We put a picnic blanket down
on the scrubby lawn
in front of the supermarkets.
And we lay there
exchanging squares of cheese
and small goblets of red wine.
We arrange live electrical wires
around the blanket
so that nobody will bother us.
We take your wide black scarf
and wrap it in a silky mess
around our heads
to soften the smell of car exhaust.
The highway just a few feet away
and the moving sidewalk roamed
by puzzled travellers.
The movements in the parking lot
are like a swarm of beetles
moving on the outside of the scarf;
we can see the world's smallness,
and feel its brittle rhythms recede
to give way to the massive rhythms
of our blood.
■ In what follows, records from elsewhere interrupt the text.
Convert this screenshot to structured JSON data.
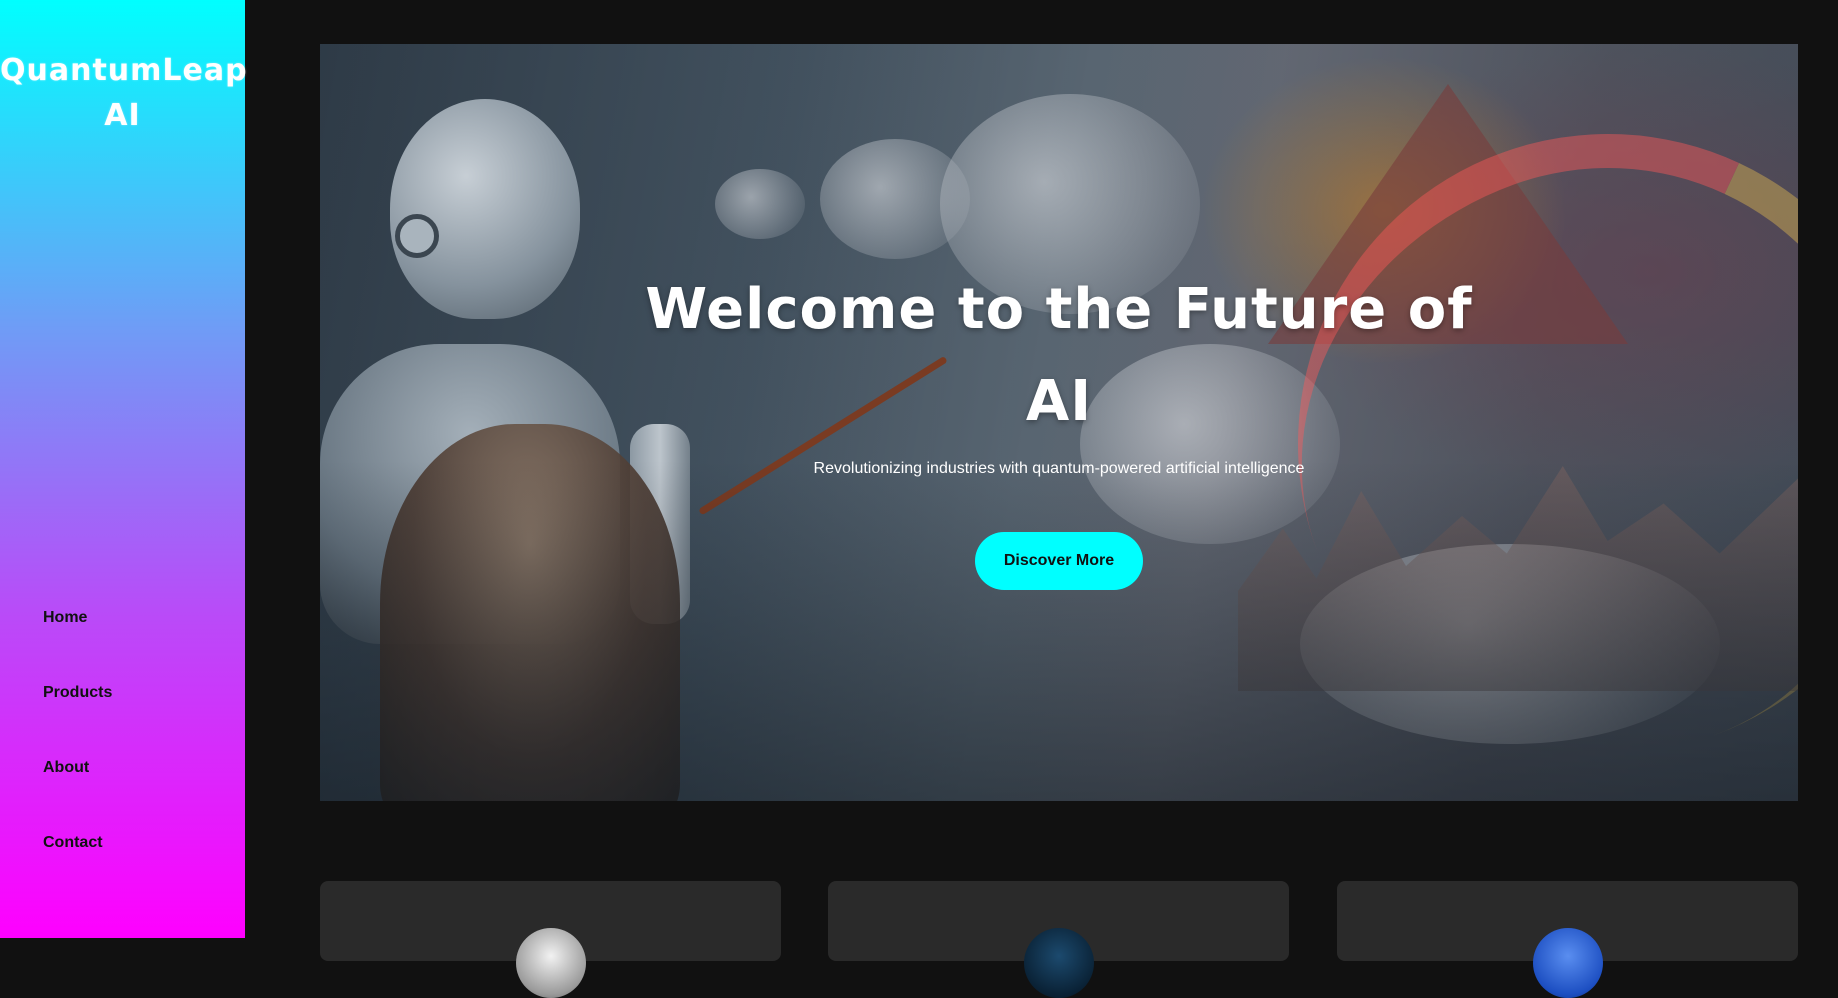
{
  "brand": {
    "name": "QuantumLeap AI"
  },
  "nav": {
    "items": [
      {
        "label": "Home"
      },
      {
        "label": "Products"
      },
      {
        "label": "About"
      },
      {
        "label": "Contact"
      }
    ]
  },
  "hero": {
    "title": "Welcome to the Future of AI",
    "subtitle": "Revolutionizing industries with quantum-powered artificial intelligence",
    "cta_label": "Discover More"
  },
  "colors": {
    "accent": "#00ffff",
    "sidebar_gradient_top": "#00ffff",
    "sidebar_gradient_bottom": "#ff00ff",
    "background": "#111111",
    "card_background": "#2a2a2a"
  },
  "cards": [
    {
      "avatar": "avatar-image"
    },
    {
      "avatar": "avatar-image"
    },
    {
      "avatar": "avatar-image"
    }
  ]
}
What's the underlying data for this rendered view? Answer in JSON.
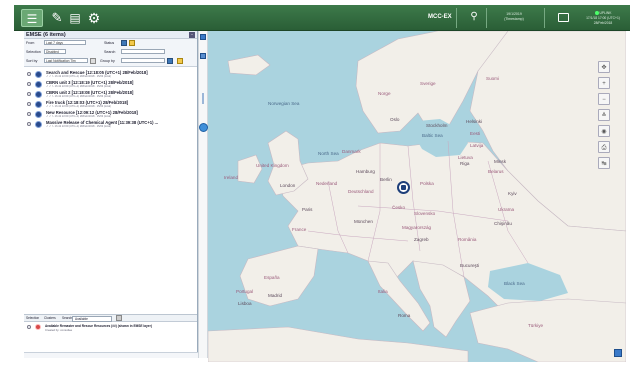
{
  "topbar": {
    "node": "MCC-EX",
    "date_line1": "19/1/2019",
    "date_line2": "(Timestamp)",
    "status_line1": "UPLINK",
    "status_line2": "17/1/18 17:00 (UTC+1) 28/Feb/2018",
    "icons": [
      "menu-icon",
      "pen-icon",
      "chart-icon",
      "gear-icon",
      "search-icon",
      "card-icon",
      "info-icon",
      "panel-icon"
    ]
  },
  "panel": {
    "title": "EMSE (6 items)",
    "filters": {
      "from_label": "From",
      "from_value": "Last 7 days",
      "status_label": "Status",
      "selection_label": "Selection",
      "selection_value": "Disabled",
      "search_label": "Search",
      "sort_label": "Sort by",
      "sort_value": "Last Notification Tim",
      "group_label": "Group by"
    },
    "events": [
      {
        "title": "Search and Rescue [12:18:05 (UTC+1) 28/Feb/2018]",
        "sub": "↗ ↗ ↖ 16.42 22:09 (UTC+1) 28/Feb/2018 · 15/03 (local)"
      },
      {
        "title": "CBRN unit 3 [12:18:19 (UTC+1) 28/Feb/2018]",
        "sub": "↗ ↗ ↖ 16.42 22:09 (UTC+1) 28/Feb/2018 · 15/03 (local)"
      },
      {
        "title": "CBRN unit 2 [12:18:08 (UTC+1) 28/Feb/2018]",
        "sub": "↗ ↗ ↖ 16.42 22:09 (UTC+1) 28/Feb/2018 · 15/03 (local)"
      },
      {
        "title": "Fire truck [12:18:03 (UTC+1) 28/Feb/2018]",
        "sub": "↗ ↗ ↖ 16.42 22:09 (UTC+1) 28/Feb/2018 · 15/03 (local)"
      },
      {
        "title": "New Resource [12:09:12 (UTC+1) 28/Feb/2018]",
        "sub": "↗ ↗ ↖ 16.42 22:09 (UTC+1) 28/Feb/2018 · 15/03 (local)"
      },
      {
        "title": "Massive Release of Chemical Agent [11:39:38 (UTC+1) ...",
        "sub": "↗ ↗ ↖ 16.42 22:09 (UTC+1) 28/Feb/2018 · 15/03 (local)"
      }
    ],
    "bottom_tabs": [
      "Selection",
      "Clusters",
      "Search",
      "Available"
    ],
    "bottom_items": [
      {
        "title": "Available Remaster and Rescue Resources (##) (shown in EMSE layer)",
        "sub": "Created by: consultee"
      }
    ]
  },
  "map": {
    "seas": [
      {
        "label": "Norwegian Sea"
      },
      {
        "label": "North Sea"
      },
      {
        "label": "Baltic Sea"
      },
      {
        "label": "Black Sea"
      }
    ],
    "countries": [
      "Norge",
      "Sverige",
      "Suomi",
      "Eesti",
      "Latvija",
      "Lietuva",
      "Danmark",
      "United Kingdom",
      "Ireland",
      "Nederland",
      "Deutschland",
      "Polska",
      "Česko",
      "Slovensko",
      "France",
      "Magyarország",
      "România",
      "Ukraïna",
      "Belarus",
      "Italia",
      "España",
      "Portugal",
      "Türkiye",
      "Chişinău"
    ],
    "cities": [
      "Oslo",
      "Stockholm",
      "Helsinki",
      "Riga",
      "Hamburg",
      "Berlin",
      "London",
      "Paris",
      "München",
      "Zagreb",
      "Kyiv",
      "Minsk",
      "Roma",
      "Madrid",
      "Lisboa",
      "Bucureşti"
    ],
    "zoom_plus": "+",
    "zoom_minus": "−"
  }
}
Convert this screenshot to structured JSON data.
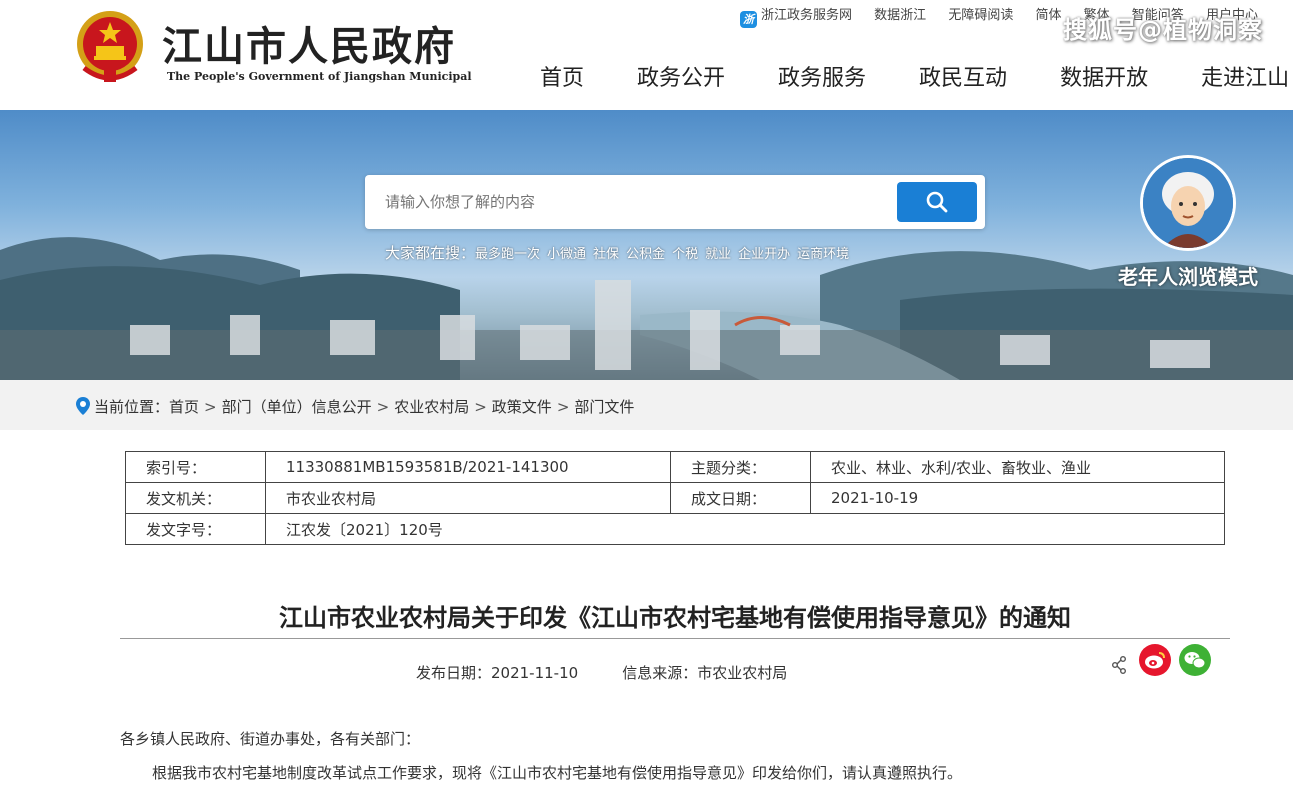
{
  "header": {
    "title": "江山市人民政府",
    "subtitle": "The People's Government of Jiangshan Municipal",
    "top_links": [
      "浙江政务服务网",
      "数据浙江",
      "无障碍阅读",
      "简体",
      "繁体",
      "智能问答",
      "用户中心"
    ],
    "watermark": "搜狐号@植物洞察",
    "nav": [
      "首页",
      "政务公开",
      "政务服务",
      "政民互动",
      "数据开放",
      "走进江山"
    ]
  },
  "search": {
    "placeholder": "请输入你想了解的内容",
    "hot_label": "大家都在搜：",
    "hot_keywords": [
      "最多跑一次",
      "小微通",
      "社保",
      "公积金",
      "个税",
      "就业",
      "企业开办",
      "运商环境"
    ]
  },
  "elder_mode": {
    "label": "老年人浏览模式"
  },
  "breadcrumb": {
    "prefix": "当前位置：",
    "items": [
      "首页",
      "部门（单位）信息公开",
      "农业农村局",
      "政策文件",
      "部门文件"
    ]
  },
  "meta": {
    "index_label": "索引号：",
    "index_value": "11330881MB1593581B/2021-141300",
    "topic_label": "主题分类：",
    "topic_value": "农业、林业、水利/农业、畜牧业、渔业",
    "issuer_label": "发文机关：",
    "issuer_value": "市农业农村局",
    "date_label": "成文日期：",
    "date_value": "2021-10-19",
    "docno_label": "发文字号：",
    "docno_value": "江农发〔2021〕120号"
  },
  "article": {
    "title": "江山市农业农村局关于印发《江山市农村宅基地有偿使用指导意见》的通知",
    "pub_date": "发布日期：2021-11-10",
    "source": "信息来源：市农业农村局",
    "para1": "各乡镇人民政府、街道办事处，各有关部门：",
    "para2": "根据我市农村宅基地制度改革试点工作要求，现将《江山市农村宅基地有偿使用指导意见》印发给你们，请认真遵照执行。"
  },
  "colors": {
    "accent": "#1a7fd5",
    "weibo": "#e6162d",
    "wechat": "#3eb135"
  }
}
I do something strange:
I duck out from under the black scarf,
run into the parking lot, kicking up
chunks of sod as I dash away,
and I grab the payphone in front of the store
and I call your cellphone
and you pick it up, bewildered.
I watch you from the storefront,
thinking I might see something different
from a distance, might pull some monsterous
tragedy out of your voice and stomp on it
before it kills me. You slowly peel
the black scarf from your face
and see me staring from across the parking lot
as silver automobiles move across my body
and my eyes glow with the terror
of the distance. You warn me that you'll hang up
and I ask you, please, if you're going to take
your voice away, not to cover your eyes.
I must have stepped on a current in the wires
as I was running away from you; I know
some force revealed my brokenness,
and you were frightened. Now you can't
move toward me without stepping on those wires
that I mashed into the ground with my fleeing feet.
And the phonelines in the air
sag like clotheslines grabbed by children
who want to climb them onto the clouds.